Chapitre 199: Face aux journalistes

Sous la pluie battante d’Auckland, l’entraînement matinal de Tahiti se déroula dans une atmosphère presque intimiste. Quelques journalistes seulement avaient bravé le mauvais temps pour assister à la séance. Avant le déjeuner, c’était l’heure de la conférence de presse officielle. Plusieurs joueurs s’étaient déjà prêtés à l’exercice depuis le début du tournoi; cette fois, c’était au tour de Teanuanua d’accompagner Samuel Garcia devant les médias.

Une trentaine de journalistes étaient installés dans la salle lorsque les questions commencèrent.
« Teanuanua, John Rice, BBC Oceania. Pensez-vous déjà à une éventuelle finale? »

L’attaquant secoua immédiatement la tête.
« Non. Comme le répète le coach depuis le début de la compétition, il y a une demi-finale à gagner avant tout. Les Fidji sont une excellente équipe et ils ont exactement le même objectif que nous. Ils auront la même détermination alors, il est trop tôt pour penser à la finale. Il y a une demi-finale à jouer. On est concentrés uniquement sur ce match. »
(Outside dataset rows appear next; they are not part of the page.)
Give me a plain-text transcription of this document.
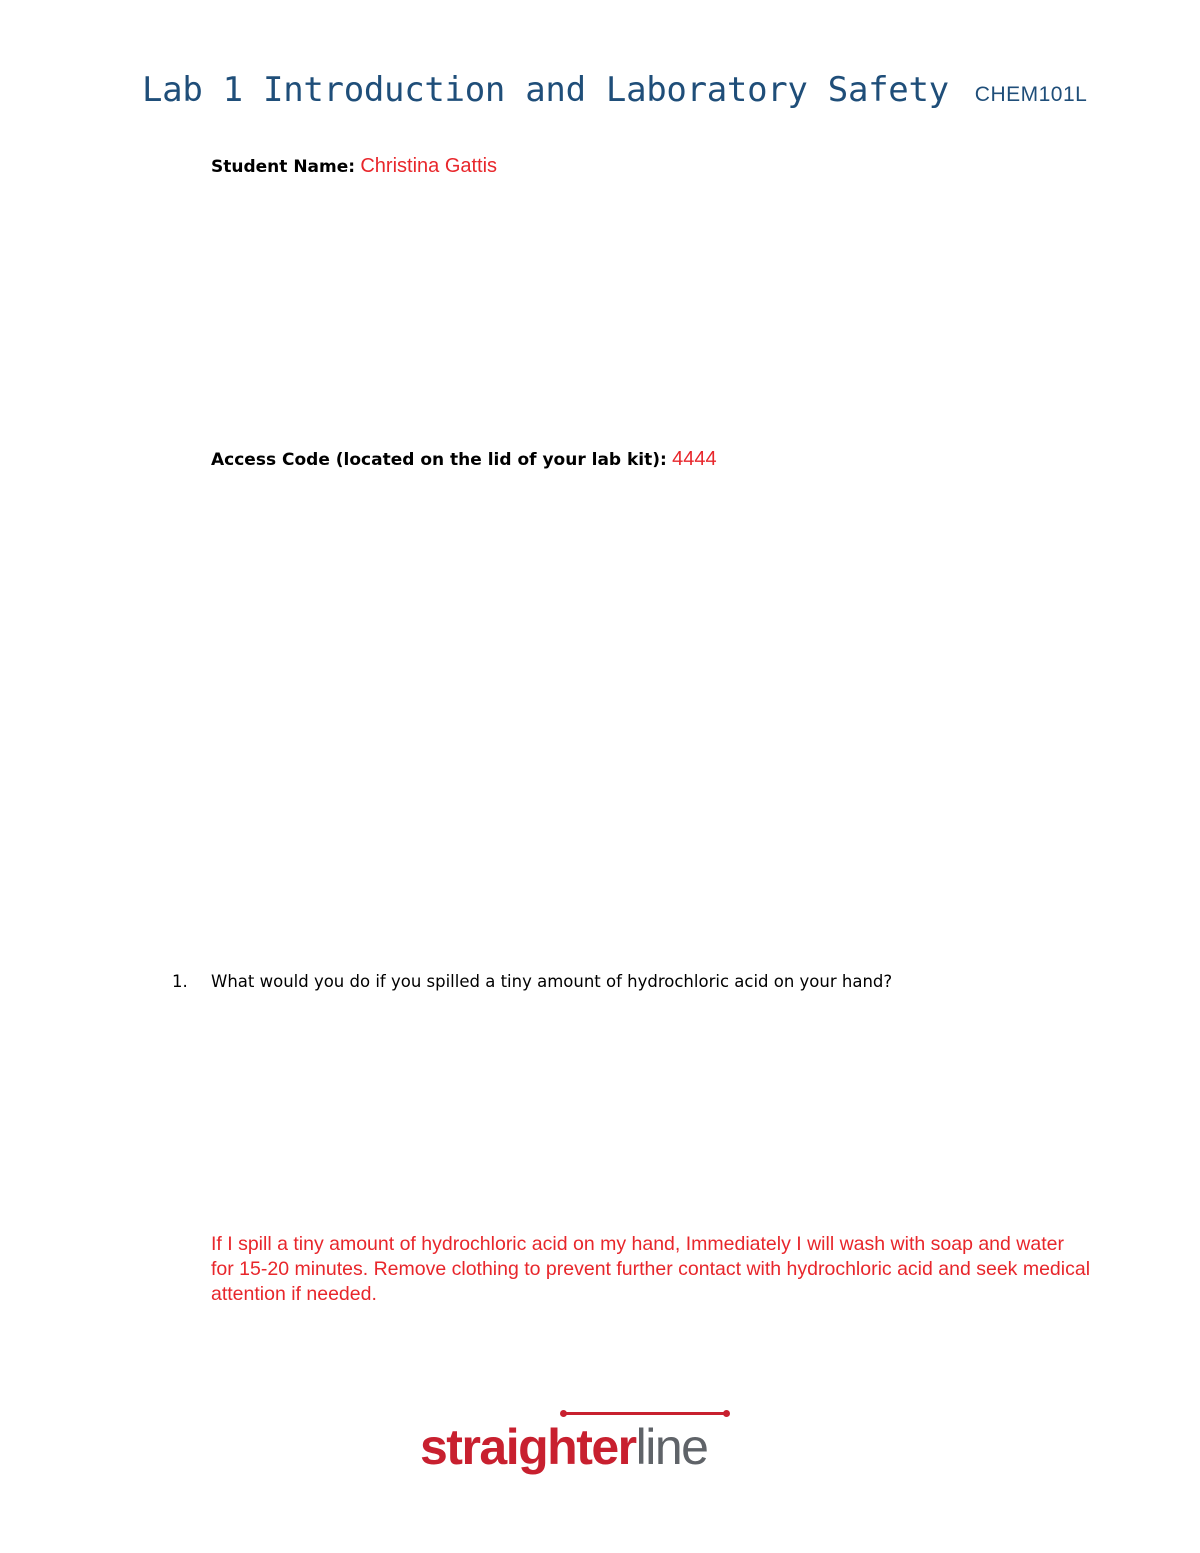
Lab 1 Introduction and Laboratory Safety CHEM101L
Student Name: Christina Gattis
Access Code (located on the lid of your lab kit): 4444
1. What would you do if you spilled a tiny amount of hydrochloric acid on your hand?
If I spill a tiny amount of hydrochloric acid on my hand, Immediately I will wash with soap and water for 15-20 minutes. Remove clothing to prevent further contact with hydrochloric acid and seek medical attention if needed.
straighterline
Un autre journaliste prit le relais.
« Daniel Tevao, TNTV News. Que représente ce maillot pour vous? »

Teanuanua prit quelques secondes avant de répondre.
« J’ai découvert le football grâce à l’équipe de France en 2018. J’étais admiratif d’un joueur comme Griezmann. Mais aujourd’hui, je porte ce maillot et j’en suis fier. La FIFA nous appelle Tahiti, mais en réalité nous représentons toute la Polynésie française. Il y a bien sûr des Tahitiens dans ce groupe, mais il y a aussi des joueurs venus de partout. Je viens de Mangareva, comme Temehani. Steve vient de Bora-Bora. D’autres sont de Raiatea ou de Moorea. Même François est né en Bretagne mais sa mère est originaire de Huahine. On porte tous les mêmes couleurs pour représenter nos îles et nos peuples. »

Le journaliste poursuivit: « La sélection peut-elle devenir un symbole politique, notamment autour de la question de l’indépendance comme c’est parfois évoqué en Nouvelle-Calédonie? »

Teanuanua poussa un léger soupir.
« Franchement, je ne pense pas être la bonne personne pour répondre à ça. Je ne suis pas politicien. Je ne connais pas suffisamment les enjeux pour avoir un avis éclairé. Notre rôle, c’est de jouer au football et de représenter la Polynésie du mieux possible. Je ne réponds qu’aux questions qui tournent autour du football. »

« Mais vous avez quand même une opinion personnelle? »

« Non. Je vis actuellement en Australie. Je préfère laisser ce débat à ceux qui le maîtrisent réellement et qui vivent sur place. Nous, on veut simplement faire rayonner la Polynésie à l’international à travers notre football et à travers ce maillot. »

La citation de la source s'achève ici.